Reminiscent too was the rambling delivery, leaping incoherently back and forth between vague peace proposals and unremitting imprecations against the opposition: "al-Qaeda", "armed criminals", "foreign terrorists" were also prominent in Colonel Muammar Gaddafi's vocabulary.

Then there were the lapses into bizarre sentimentality, as when he announced: "I look at the eyes of Syria's children and I don't see any happiness" - something that would hardly surprise anyone who watched the news over the past two years. Assad is no Gaddafi, of course. But his smoother, educated, more rational persona, lacking the Gaddafi instinct for the absurd, makes him in some ways even more of a mystery.

There was always a sense that Gaddafi was happy to go down fighting, preferring melodrama in death to the dull reality of compromise or surrender. Assad presents himself as someone who is in full control of events, the contrast between his discourse and the reality of events even more puzzling. If the rebels were on the run, his outlining of the steps by which they might hand themselves in to his mercy might be seen as magisterial; his proposal that his enemies should lay down their weapons, their foreign backers withdraw, in return for a generous pledge of "national dialogue" might sound convincing.

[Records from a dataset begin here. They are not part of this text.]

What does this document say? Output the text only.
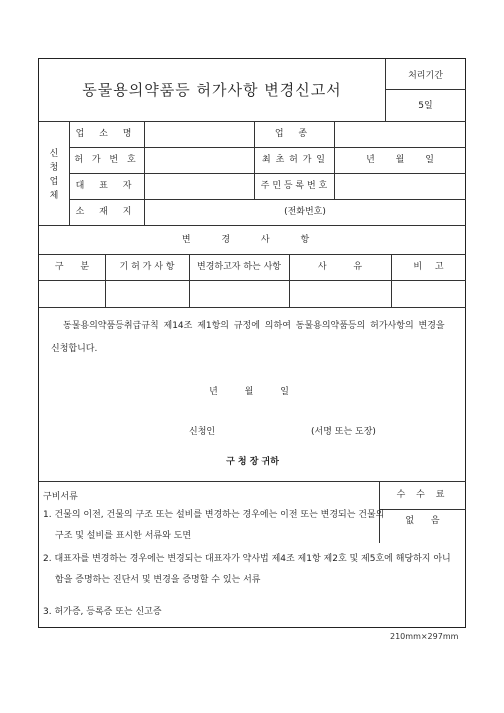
동물용의약품등 허가사항 변경신고서
처리기간
5일
신청업체
업 소 명	업 종
허 가 번 호	최 초 허 가 일	년 월 일
대 표 자	주 민 등 록 번 호
소 재 지	(전화번호)
변 경 사 항
구 분	기 허 가 사 항	변경하고자 하는 사항	사 유	비 고
동물용의약품등취급규칙 제14조 제1항의 규정에 의하여 동물용의약품등의 허가사항의 변경을 신청합니다.
년 월 일
신청인	(서명 또는 도장)
구 청 장 귀하
수 수 료
없 음
구비서류
1. 건물의 이전, 건물의 구조 또는 설비를 변경하는 경우에는 이전 또는 변경되는 건물의 구조 및 설비를 표시한 서류와 도면
2. 대표자를 변경하는 경우에는 변경되는 대표자가 약사법 제4조 제1항 제2호 및 제5호에 해당하지 아니함을 증명하는 진단서 및 변경을 증명할 수 있는 서류
3. 허가증, 등록증 또는 신고증
210mm×297mm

But there is no sense in which Assad could be described as winning. He has lost large parts of the country, including half the biggest city, and significant numbers of armed men are at the gates of Damascus itself. The real question is not why the rebels should accept these modest proposals but why they should negotiate at all when they think Assad is doomed.

At the end, he was mobbed by fans, just as Gaddafi was at his final appearances in Tripoli. Were they expressing their love for their leader? Or was it panic, and a clue to the speech's real purpose - a desperate attempt to assure the remaining faithful that in their time of need, their leader had not forgotten them.